Dave Jacobs developed Homethrive to provide support for people who have to balance a job with the demands of caring for a loved one.

When it comes to keeping his own employees connected and engaged in the midst of the other demands their lives are throwing at them, Jacobs says that "overcommunication" is key:

"We just make sure we overcommunicate on even some of the more mundane things, they could be position changes, it could be new customers and things of that nature," he tells Doug Simon.

He also places a premium on maintaining personal contact with employees. "We have an all hands meeting every two weeks where we share a variety of different topics, and each one of our our employees shares something about themselves so we get to know each other a little bit better."

In-person interactions, he says, also remain a key element in the mix. "If people are distributed and they never get together in person, there's no connectivity."

Jacobs adds that the virtues of overcommunication can also extend over into the practice of effective PR. "The rule of thumb I think about," he says, "is if I'm not bored of the message and feel like I'm droning on about it ad nauseum, I probably haven’t communicated enough because people, you know, they learn and understand things in different ways."
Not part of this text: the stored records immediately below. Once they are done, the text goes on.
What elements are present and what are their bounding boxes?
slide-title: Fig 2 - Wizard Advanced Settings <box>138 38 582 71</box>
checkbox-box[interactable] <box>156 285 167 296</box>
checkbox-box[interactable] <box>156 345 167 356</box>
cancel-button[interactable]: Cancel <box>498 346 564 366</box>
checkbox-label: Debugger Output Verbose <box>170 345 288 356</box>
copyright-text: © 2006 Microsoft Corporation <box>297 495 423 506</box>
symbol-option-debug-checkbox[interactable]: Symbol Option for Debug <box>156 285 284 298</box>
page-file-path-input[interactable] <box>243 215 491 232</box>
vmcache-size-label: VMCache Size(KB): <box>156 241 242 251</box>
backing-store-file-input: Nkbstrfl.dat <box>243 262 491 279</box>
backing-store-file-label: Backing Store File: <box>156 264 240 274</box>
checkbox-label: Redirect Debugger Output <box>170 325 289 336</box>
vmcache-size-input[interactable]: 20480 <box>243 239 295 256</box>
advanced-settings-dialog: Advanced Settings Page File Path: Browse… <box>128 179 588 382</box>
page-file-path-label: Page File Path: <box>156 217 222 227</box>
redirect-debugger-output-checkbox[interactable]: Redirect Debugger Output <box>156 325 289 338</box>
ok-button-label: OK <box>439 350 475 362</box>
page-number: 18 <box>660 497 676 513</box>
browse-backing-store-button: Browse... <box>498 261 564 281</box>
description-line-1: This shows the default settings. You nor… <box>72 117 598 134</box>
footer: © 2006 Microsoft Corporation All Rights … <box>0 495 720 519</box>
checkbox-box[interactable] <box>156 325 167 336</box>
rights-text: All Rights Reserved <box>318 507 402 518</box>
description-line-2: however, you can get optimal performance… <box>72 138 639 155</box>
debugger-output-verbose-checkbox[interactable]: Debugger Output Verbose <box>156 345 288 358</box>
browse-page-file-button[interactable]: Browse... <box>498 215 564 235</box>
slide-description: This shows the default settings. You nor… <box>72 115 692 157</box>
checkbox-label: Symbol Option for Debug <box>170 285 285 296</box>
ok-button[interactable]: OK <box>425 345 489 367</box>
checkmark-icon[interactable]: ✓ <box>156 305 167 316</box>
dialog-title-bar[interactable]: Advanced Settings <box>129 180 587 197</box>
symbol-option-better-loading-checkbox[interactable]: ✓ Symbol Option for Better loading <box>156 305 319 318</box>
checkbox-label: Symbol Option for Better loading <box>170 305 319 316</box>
He also stresses the importance of optimism and transparency. "We think transparency is critically important, one, because it builds trust with employees, and that's kind of one of the most important kind of areas of currency that you have," Jacobs says. As regards optimism, he says that "it's critically important to confront the reality and the facts as they are today and really understand them, but to believe that you control the outcome and that there's a better future that awaits you."

But to really help members of a distributed work balance life's demands with the job's necessities, Jacobs says, requires giving people "some space and support" as well as flexibility.

Providing that support, he tells Simon, can help improve a work environment, in which, on a national average, about a third of people facing such work/life conflicts leave their job. "We're able to reduce that from about a third to 6 percent. So the vast majority can be there for their career and be there for their families."